German architect Ludwig Mies van der Rohe stands out for defining his own architectural style that, combining clarity and simplicity, reshaped 21st century styles. As a pioneer of modern architecture, the last director of the Bauhaus school takes the R spot in the A to Z series for creating Germany’s remarkable pavilion at World Expo 1929 Barcelona.

Commissioned by the German Government to design a representative space incarnating the modernity of the era, Mies van der Rohe teamed with Lilly Reich to create the radical, yet refined structure. Built with marble, travertine, chromed steel and red onyx, the pavilion had an ethereal quality, interacting with light and with the reflections of the rectangular pool that formed part of it.
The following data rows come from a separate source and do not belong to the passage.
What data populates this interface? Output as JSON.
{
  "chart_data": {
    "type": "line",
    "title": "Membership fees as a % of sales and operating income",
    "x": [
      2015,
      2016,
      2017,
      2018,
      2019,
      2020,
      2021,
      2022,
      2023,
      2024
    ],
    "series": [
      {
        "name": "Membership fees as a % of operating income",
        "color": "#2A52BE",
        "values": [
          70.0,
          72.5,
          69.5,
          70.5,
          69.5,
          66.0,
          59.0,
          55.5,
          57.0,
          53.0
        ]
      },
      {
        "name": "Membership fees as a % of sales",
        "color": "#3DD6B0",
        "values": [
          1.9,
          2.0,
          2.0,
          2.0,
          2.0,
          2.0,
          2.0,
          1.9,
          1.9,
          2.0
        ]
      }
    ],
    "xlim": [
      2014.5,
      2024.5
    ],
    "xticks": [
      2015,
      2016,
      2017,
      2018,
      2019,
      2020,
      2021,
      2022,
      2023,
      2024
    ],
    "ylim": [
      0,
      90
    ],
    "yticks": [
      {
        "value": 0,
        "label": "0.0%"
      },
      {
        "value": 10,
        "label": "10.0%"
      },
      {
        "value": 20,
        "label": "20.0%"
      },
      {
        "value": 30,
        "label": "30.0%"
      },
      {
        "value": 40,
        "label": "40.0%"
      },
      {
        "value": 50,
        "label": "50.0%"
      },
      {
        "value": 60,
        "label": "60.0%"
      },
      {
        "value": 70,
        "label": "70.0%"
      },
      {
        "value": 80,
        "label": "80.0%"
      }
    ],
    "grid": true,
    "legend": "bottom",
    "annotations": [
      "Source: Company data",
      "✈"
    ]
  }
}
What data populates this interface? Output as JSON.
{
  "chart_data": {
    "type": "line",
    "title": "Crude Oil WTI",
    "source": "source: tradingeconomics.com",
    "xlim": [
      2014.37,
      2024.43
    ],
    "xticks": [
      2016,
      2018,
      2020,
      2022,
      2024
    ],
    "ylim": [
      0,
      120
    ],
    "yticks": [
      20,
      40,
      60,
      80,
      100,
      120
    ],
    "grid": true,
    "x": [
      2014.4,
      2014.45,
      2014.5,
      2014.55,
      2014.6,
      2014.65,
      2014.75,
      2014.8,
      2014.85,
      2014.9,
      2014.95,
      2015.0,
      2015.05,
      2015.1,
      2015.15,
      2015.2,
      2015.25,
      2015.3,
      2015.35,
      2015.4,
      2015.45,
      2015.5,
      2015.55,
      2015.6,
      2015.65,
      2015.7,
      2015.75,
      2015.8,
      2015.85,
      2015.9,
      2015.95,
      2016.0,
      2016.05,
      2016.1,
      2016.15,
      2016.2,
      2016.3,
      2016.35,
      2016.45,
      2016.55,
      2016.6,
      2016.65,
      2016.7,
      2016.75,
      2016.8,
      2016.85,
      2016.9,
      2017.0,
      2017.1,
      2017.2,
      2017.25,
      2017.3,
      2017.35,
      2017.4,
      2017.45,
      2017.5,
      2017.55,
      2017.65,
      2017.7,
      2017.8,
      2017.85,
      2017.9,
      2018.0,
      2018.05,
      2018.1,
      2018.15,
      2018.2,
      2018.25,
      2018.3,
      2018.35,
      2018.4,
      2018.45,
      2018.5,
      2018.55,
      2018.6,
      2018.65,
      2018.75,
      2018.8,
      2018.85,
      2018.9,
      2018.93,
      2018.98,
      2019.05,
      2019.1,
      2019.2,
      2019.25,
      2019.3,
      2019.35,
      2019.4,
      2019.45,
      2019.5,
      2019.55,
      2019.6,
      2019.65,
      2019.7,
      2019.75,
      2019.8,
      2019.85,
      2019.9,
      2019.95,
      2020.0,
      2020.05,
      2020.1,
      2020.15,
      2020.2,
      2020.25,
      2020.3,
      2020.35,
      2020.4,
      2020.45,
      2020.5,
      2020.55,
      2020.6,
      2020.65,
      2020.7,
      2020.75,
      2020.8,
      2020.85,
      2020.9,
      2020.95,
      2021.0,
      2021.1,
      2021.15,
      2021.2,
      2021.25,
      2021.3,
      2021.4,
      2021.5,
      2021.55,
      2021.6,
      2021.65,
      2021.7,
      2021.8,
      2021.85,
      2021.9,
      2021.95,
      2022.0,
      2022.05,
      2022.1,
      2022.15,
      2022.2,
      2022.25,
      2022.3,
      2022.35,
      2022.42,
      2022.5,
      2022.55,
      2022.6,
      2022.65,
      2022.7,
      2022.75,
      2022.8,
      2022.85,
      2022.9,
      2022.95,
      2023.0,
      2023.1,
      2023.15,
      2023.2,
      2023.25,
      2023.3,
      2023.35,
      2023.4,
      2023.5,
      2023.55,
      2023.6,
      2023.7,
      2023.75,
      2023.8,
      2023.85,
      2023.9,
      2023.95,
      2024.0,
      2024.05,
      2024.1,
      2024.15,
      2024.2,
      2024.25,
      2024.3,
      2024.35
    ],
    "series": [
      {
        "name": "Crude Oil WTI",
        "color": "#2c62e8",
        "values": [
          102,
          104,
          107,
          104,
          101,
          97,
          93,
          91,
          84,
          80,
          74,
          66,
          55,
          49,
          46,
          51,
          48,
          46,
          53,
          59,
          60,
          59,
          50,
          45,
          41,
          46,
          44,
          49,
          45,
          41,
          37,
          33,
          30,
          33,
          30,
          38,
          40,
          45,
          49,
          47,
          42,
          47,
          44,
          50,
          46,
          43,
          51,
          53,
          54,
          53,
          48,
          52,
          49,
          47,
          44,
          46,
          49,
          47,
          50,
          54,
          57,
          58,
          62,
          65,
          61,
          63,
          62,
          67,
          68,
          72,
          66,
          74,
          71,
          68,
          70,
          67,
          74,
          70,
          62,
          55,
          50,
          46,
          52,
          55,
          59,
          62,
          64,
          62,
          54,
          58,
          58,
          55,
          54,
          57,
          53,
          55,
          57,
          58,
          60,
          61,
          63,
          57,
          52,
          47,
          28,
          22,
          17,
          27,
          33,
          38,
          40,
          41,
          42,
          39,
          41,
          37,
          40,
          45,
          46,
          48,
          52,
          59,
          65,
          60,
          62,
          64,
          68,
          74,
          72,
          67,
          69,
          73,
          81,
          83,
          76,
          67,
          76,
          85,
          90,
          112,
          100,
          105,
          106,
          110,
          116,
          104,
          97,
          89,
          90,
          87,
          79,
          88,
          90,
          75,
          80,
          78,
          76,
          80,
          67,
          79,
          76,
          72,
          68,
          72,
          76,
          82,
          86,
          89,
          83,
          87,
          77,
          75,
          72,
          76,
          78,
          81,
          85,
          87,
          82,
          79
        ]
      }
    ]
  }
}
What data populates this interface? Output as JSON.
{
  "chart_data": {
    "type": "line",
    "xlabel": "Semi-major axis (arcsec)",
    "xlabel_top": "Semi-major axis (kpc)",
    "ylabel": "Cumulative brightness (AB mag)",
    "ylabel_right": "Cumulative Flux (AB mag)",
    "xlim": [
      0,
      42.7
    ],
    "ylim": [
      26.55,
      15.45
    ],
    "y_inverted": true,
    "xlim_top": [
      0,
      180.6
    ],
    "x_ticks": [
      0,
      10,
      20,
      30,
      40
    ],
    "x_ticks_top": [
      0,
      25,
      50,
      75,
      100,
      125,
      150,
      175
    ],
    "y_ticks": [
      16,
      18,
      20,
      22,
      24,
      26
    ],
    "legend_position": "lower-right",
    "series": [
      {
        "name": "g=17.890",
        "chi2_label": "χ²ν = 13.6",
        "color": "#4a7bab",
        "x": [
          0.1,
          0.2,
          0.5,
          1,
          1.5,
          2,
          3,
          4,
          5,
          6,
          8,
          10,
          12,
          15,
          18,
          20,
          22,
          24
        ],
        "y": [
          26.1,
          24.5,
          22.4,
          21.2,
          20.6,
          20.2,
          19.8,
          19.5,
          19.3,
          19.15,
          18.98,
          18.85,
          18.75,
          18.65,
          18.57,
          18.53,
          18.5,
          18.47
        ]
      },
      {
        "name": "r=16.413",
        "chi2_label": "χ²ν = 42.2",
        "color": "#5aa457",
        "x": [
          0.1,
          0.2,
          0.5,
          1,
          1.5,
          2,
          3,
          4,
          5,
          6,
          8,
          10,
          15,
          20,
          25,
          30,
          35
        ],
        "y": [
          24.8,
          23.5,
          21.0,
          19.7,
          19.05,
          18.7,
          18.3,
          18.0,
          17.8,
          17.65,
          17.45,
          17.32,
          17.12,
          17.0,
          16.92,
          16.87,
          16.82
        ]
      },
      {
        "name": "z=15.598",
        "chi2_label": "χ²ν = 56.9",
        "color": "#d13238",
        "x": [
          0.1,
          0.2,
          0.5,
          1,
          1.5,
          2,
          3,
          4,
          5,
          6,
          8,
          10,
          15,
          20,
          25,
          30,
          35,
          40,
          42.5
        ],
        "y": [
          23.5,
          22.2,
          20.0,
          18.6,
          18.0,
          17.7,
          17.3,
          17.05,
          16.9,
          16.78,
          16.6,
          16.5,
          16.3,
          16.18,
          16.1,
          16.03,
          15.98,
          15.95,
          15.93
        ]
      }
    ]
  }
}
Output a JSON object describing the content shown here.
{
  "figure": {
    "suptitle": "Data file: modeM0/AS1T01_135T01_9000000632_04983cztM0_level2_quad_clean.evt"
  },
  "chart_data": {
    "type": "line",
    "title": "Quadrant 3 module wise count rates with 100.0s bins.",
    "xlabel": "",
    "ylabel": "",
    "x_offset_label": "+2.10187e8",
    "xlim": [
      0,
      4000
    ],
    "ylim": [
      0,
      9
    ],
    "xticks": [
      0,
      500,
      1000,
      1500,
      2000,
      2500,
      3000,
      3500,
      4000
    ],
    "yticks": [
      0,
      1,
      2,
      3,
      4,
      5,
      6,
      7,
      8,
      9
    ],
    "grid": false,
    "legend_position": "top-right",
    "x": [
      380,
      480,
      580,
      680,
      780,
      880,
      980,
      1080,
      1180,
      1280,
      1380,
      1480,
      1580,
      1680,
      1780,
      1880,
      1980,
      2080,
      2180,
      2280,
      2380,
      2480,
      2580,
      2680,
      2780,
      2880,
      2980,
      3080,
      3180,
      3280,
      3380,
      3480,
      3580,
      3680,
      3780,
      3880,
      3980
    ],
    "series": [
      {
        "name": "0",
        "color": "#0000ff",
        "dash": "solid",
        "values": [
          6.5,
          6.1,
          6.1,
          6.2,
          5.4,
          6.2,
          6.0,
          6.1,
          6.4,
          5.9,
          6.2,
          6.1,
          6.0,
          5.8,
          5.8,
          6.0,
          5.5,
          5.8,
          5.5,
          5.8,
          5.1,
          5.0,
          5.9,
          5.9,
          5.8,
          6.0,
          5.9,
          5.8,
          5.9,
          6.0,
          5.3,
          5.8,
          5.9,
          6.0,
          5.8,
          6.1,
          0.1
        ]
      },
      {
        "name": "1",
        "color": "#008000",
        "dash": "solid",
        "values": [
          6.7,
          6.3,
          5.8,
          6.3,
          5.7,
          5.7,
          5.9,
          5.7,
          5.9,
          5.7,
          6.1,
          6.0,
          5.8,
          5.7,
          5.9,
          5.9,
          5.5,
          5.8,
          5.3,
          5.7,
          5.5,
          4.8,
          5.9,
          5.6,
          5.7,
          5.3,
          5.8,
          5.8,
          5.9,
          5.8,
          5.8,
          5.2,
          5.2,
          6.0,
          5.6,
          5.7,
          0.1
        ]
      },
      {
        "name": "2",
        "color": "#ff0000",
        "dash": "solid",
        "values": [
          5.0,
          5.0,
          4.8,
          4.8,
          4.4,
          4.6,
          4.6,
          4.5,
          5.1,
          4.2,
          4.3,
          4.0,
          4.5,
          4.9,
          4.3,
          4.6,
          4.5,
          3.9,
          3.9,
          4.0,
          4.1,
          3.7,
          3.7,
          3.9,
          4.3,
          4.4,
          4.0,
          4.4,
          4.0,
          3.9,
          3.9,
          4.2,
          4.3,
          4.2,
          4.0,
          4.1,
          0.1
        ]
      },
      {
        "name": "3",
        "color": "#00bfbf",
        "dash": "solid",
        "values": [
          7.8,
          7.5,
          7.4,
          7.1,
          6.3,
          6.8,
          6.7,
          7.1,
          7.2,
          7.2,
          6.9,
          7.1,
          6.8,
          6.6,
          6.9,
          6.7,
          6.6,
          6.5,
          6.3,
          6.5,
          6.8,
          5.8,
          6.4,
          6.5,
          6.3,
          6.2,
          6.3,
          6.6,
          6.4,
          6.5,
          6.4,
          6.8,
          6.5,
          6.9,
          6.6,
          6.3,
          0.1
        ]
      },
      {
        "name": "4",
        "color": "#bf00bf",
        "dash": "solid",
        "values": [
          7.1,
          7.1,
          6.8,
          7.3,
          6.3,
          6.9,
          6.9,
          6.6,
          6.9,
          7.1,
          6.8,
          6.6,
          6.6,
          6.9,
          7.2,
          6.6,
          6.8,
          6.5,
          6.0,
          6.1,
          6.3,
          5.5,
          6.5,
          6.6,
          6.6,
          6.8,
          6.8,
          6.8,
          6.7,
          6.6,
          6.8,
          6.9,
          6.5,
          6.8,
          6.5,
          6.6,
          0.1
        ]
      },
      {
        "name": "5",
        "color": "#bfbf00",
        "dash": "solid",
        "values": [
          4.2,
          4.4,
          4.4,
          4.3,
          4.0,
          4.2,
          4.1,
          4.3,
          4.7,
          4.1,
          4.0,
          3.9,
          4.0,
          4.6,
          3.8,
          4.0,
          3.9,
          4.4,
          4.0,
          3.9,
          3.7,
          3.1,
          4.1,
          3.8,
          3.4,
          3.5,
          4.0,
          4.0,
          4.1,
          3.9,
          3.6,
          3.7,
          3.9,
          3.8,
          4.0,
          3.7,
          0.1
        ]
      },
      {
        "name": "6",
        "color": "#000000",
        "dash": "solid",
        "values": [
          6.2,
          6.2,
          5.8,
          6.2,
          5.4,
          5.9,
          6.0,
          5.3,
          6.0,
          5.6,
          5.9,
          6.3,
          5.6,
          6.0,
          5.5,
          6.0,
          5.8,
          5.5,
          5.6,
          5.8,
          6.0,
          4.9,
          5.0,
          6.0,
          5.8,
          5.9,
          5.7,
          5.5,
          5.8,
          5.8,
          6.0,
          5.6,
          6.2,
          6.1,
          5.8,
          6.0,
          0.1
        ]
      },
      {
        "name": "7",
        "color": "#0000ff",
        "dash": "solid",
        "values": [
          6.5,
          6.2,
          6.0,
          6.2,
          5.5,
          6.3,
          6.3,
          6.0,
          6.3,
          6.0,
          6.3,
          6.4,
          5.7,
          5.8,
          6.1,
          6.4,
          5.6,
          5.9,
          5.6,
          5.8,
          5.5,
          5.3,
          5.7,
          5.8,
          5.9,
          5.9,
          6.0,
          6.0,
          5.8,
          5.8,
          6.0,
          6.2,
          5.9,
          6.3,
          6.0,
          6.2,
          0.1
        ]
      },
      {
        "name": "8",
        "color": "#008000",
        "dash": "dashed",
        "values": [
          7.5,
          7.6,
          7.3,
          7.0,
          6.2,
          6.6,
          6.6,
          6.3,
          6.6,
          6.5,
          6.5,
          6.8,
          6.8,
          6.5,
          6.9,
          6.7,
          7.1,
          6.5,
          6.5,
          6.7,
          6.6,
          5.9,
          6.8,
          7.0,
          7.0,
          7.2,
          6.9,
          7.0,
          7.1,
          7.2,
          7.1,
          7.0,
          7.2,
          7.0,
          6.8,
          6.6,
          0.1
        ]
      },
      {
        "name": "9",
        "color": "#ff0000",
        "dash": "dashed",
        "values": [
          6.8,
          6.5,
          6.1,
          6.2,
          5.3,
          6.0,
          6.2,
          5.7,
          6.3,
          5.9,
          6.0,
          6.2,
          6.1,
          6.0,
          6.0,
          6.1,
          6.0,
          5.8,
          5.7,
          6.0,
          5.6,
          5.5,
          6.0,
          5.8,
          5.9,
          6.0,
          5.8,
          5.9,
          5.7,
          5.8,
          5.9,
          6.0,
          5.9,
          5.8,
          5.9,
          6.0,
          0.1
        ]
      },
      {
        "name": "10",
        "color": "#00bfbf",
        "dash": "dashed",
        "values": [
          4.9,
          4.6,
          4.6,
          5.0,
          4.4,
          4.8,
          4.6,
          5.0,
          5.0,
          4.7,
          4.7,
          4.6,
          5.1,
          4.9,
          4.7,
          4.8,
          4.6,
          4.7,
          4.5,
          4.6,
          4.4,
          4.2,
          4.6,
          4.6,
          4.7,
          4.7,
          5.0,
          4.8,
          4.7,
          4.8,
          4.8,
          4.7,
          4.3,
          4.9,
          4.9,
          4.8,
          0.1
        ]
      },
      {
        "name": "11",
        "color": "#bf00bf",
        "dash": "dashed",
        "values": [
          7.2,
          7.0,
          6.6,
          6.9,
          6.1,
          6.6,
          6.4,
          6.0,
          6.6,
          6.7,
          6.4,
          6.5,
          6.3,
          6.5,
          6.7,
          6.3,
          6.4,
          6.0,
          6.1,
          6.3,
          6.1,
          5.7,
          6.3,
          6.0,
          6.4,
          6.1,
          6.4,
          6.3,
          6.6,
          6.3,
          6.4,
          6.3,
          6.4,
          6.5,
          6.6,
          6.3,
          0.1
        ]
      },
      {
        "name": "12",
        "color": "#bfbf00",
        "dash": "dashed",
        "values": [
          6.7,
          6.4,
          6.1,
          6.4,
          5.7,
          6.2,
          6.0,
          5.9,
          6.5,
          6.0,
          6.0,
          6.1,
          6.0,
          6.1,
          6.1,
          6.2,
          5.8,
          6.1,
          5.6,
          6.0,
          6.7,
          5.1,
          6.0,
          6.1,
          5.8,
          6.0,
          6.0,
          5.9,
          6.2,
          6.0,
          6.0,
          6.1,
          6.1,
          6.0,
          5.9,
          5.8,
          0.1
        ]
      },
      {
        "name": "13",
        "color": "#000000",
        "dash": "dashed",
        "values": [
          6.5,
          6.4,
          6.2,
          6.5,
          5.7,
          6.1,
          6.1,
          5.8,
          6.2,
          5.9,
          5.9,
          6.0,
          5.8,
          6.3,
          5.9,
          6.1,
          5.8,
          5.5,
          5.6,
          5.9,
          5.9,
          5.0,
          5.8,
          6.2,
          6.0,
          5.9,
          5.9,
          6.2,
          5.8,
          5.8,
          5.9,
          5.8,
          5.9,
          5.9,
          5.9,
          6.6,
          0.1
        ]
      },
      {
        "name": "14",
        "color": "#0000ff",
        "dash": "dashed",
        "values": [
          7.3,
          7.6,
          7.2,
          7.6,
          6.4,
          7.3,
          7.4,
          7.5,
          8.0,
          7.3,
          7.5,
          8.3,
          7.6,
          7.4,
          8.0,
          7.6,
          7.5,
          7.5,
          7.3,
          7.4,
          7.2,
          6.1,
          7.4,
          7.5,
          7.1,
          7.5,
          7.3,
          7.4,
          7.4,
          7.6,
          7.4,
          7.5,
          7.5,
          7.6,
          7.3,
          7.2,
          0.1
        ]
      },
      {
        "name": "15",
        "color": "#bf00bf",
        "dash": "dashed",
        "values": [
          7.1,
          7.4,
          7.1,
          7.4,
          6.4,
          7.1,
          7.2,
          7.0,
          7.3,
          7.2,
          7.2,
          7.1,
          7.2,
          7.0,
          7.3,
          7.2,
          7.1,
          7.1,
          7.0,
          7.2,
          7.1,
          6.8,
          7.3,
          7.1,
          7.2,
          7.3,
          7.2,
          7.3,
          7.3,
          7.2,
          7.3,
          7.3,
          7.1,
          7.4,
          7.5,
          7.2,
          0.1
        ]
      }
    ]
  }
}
With its flat roof hovering over the offset walls, the pavilion had a simple, continuous form that blurred the lines between outside and inside. Designed by Mies van der Rohe as an “ideal zone of tranquility”, the arrangement of the walls created a series of distinct yet open spaces, giving visitors a path to follow throughout the structure.

Serving as the entrance space to the German section at the Expo, the pavilion was incredibly minimalist; instead of hosting exhibits it was remarkable for the experiential volume it created. The few objects on display were specially designed pieces of furniture; the iconic Barcelona chairs, and George Kolbe’s statue – Alba – overlooking the reflecting pool.

As a temporary structure, the pavilion was dismantled following the Expo. Nevertheless, its modern aesthetic remained legendary, with Mies van der Rohe – who moved to the United States in 1933 – celebrated for continuing to develop his rational style.

With renewed interest in the pavilion in the 1970s and 1980s, a group of Catalan architects reproduced the pavilion between 1983 and 1986, using the same style and materials as Mies van der Rohe had used in 1929. Now known simply as the Barcelona Pavilion, it is one of the icons of the city and remains a triumph of modern architecture.